I want to forgot about you !
- On 15/02/2018
- In Love letters
- 0 comments
I want to forget about you. I am scared. It scares the hell out of me, because I love you and when I see you, it brings up terrifying turmoil. I would like to feel rested, calm, structured, but every time I am in this state of mind, I spend my time:
Bump into people we both know. Just by coincidence, all of a sudden everybody I pass or contacts me know you.
Meet people who bear similarities with you, physical or else.
See the name of your business everywhere.
Anyway, I feel chased… everything brings me back to you.
This phenomenon is called synchronicity. For instance, this evening, I want to forget about you, I can bet you that a synchronicity will take place.
Here is the copy of an e-mail that I sent you some time ago. (names have been changed). I publish it in order to help other.
“I have noticed that when I try to forget you, it comes back like a boomerang.
Synchronicities, meetings, fluke.
Again today, Valerie who sheepishly tells me that she planted the thyme cutting and that a bulldozer went over it.
That she would love to ask you for another one.
My cartesian mind does not understand. It’s incredible.
My friend is adamant that we are in a twin flame process. She spends her time joining me on Facebook groups relating to that (each time, I quickly take my name off). It’s something that, to me, is not cartesian at all, not to say crazy. She insists that I am the runner. (as, even though I write to you a lot, I do everything to run away. I am so scared, I can’t stop it, it’s above me) while you are in control.
Think of the gift situation… rubbish. Especially that I really want you to feel nurtured and surrounded. This present must have been prepared with lot of passion and must have taken hours. But I did everything to push you to the limit, because I panic.

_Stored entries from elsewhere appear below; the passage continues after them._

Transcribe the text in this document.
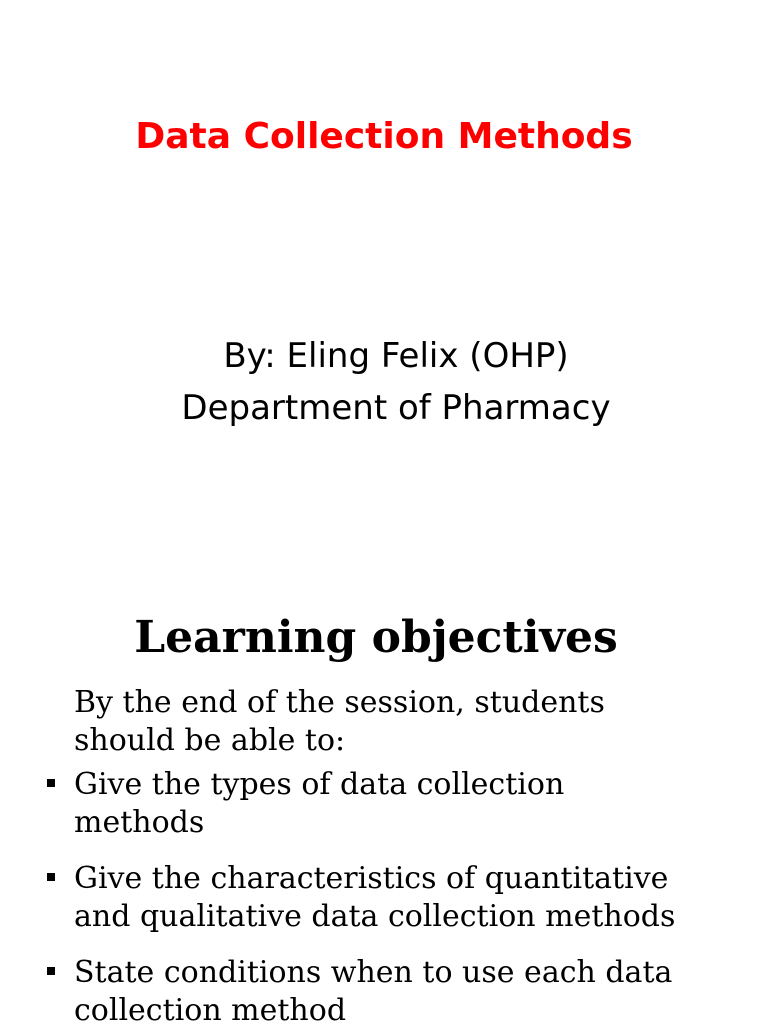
Data Collection Methods
By: Eling Felix (OHP)
Department of Pharmacy
Learning objectives
By the end of the session, students
should be able to:
Give the types of data collection
methods
Give the characteristics of quantitative
and qualitative data collection methods
State conditions when to use each data
collection method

Anyway, what I like in what she says, is that it comes from the heart, that is indescribable and that it is impossible to cut the link and that the couple are often married to other people. That they can’t stand to cause pain to their circle and that they are quite happy to live like that, without being physical and deception. That they are very different. That the runner always understands long after the chaser, which in my case is correct. By the way, you have been able to witness the evolution as I am communicative.
Anyway, this unlikely explication makes sense when I analyse it, even though the concept itself doesn’t suit me.
In short, just by writing this, it suits me as I am able to put a concept (strange and wacky no doubt) on a feeling I do not understand. So, I can put it in a box (remember, I like logic) and that reassures me a bit (well except the concept). I think I am going to move forward and so will you.
You are going to think that I am weird but I don’t really care. The main thing for me is to move forward one way or another with the sun in my heart and fearless.
Take care, god be with you and brightens your day.